Dans l’une de nos études, mes coauteurs et moi-même avons testé si une augmentation du contrôle perçu pouvait améliorer la rétention en mémoire d’informations pénibles. Nous avons interrogé environ 1 200 participants de toute l’Inde et les avons divisés en deux groupes : Le premier groupe a reçu une liste de mesures simples mais efficaces pour se protéger contre la pollution de l’air, tandis que l’autre groupe n’a pas reçu cette liste. L’objectif de cette liste était d’accroître le contrôle perçu par les participants sur les effets néfastes de la pollution de l’air sur leur santé. Nous avons ensuite exposé les participants des deux groupes à des informations menaçantes en leur indiquant le nombre d’années d’espérance de vie que les personnes vivant dans la même zone géographique perdent en moyenne à cause de la pollution de l’air. Enfin, nous avons testé leur capacité à se souvenir de ces informations peu de temps après les avoir reçues.

Source: Image by Alice Soldà
Mesures de protection contre la pollution de l’air intérieur et extérieur.
Source : Image par Alice Soldà

Nous avons constaté que les participants à qui l’on avait fourni la liste des mesures de protection étaient environ 25 % moins susceptibles d’oublier les informations pénibles que leurs homologues à qui l’on n’avait pas fourni cette liste. Il est intéressant de noter que nous avons également constaté que l’augmentation du contrôle perçu est plus efficace pour les participants qui sous-estimaient les risques avant d’être exposés à l’information. Nos résultats suggèrent que l’ignorance volontaire est particulièrement répandue chez les personnes qui sont probablement les moins préparées aux risques. Il est important de noter que l’augmentation du contrôle perçu semble les aider le plus à reconnaître les menaces.

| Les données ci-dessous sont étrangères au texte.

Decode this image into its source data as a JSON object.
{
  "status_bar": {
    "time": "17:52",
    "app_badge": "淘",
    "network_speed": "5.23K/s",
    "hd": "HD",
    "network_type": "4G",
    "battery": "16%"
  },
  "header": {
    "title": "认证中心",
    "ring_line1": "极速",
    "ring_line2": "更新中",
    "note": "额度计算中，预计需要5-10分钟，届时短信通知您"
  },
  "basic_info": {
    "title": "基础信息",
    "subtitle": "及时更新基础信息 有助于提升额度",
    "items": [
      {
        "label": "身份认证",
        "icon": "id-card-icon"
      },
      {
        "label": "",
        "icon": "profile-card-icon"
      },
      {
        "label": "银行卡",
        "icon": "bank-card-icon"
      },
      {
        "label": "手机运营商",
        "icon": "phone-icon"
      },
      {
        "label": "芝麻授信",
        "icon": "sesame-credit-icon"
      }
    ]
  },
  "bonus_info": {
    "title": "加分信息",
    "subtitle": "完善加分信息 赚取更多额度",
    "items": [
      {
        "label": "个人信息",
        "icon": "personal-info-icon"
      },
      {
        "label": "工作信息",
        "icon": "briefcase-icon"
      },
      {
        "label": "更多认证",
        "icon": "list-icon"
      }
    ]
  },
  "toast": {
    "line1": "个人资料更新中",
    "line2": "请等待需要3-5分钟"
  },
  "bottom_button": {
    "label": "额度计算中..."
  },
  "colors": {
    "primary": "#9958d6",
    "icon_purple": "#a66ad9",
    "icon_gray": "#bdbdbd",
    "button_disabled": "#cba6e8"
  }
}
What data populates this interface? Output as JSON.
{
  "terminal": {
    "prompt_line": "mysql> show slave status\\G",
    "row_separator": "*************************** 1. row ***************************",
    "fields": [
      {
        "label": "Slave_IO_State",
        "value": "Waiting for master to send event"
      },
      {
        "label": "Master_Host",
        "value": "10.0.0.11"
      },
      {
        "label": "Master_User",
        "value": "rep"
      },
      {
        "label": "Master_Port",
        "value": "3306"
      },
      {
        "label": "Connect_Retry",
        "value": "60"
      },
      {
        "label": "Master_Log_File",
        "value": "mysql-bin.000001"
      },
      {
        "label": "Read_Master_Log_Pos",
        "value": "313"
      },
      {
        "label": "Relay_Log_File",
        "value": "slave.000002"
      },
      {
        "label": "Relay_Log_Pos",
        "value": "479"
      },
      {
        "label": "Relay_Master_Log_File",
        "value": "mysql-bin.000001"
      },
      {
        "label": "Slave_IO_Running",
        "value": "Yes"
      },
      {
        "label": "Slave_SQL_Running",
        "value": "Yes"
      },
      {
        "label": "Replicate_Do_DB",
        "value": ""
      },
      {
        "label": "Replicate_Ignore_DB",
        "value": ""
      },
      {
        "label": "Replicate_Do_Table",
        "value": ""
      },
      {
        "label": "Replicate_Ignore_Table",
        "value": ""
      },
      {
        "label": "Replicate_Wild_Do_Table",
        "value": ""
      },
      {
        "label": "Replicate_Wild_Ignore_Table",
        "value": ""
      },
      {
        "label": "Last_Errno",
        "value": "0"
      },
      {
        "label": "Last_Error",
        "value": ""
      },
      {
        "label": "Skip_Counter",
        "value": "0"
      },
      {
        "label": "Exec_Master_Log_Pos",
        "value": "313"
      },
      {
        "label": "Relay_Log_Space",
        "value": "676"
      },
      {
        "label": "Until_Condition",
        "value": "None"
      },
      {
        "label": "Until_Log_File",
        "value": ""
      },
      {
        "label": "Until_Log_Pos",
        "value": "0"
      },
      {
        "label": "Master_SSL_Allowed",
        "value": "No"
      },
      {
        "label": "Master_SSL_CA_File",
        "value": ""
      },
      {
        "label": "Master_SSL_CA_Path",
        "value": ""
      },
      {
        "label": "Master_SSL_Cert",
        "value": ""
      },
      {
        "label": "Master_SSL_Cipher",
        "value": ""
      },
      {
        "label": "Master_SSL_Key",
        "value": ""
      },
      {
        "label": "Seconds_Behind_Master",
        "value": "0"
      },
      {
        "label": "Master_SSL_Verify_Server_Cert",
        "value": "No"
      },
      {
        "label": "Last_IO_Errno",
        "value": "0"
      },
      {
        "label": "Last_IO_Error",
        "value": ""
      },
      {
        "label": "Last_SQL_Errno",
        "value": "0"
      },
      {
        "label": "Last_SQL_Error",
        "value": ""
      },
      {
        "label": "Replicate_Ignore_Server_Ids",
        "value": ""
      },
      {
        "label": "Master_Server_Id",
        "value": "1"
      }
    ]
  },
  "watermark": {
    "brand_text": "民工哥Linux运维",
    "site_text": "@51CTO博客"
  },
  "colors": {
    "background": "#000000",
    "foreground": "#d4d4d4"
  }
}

Qu’est-ce que cela nous apprend ?

Dans notre vie quotidienne, beaucoup d’entre nous rencontrent occasionnellement des situations sur lesquelles nous avons l’impression d’avoir très peu de contrôle. Par exemple, l’épidémie de COVID-19 a montré comment un manque de contrôle perçu sur les maladies infectieuses peut engendrer la peur, l’incertitude et des difficultés à mettre en œuvre des mesures de santé publique efficaces. De même, la préoccupation pressante du changement climatique est connue pour être souvent ignorée, car les individus et les communautés peuvent se sentir impuissants face aux vastes impacts de la détérioration de l’environnement et des événements météorologiques extrêmes.

Notre étude fournit quelques lignes directrices sur la manière de réduire l’ignorance volontaire de questions importantes. L’un des enseignements essentiels est que la sensibilisation ne suffit pas à inciter les gens à s’intéresser à des informations pénibles ; ils ont également besoin de conseils pratiques sur la manière de faire face à leurs implications.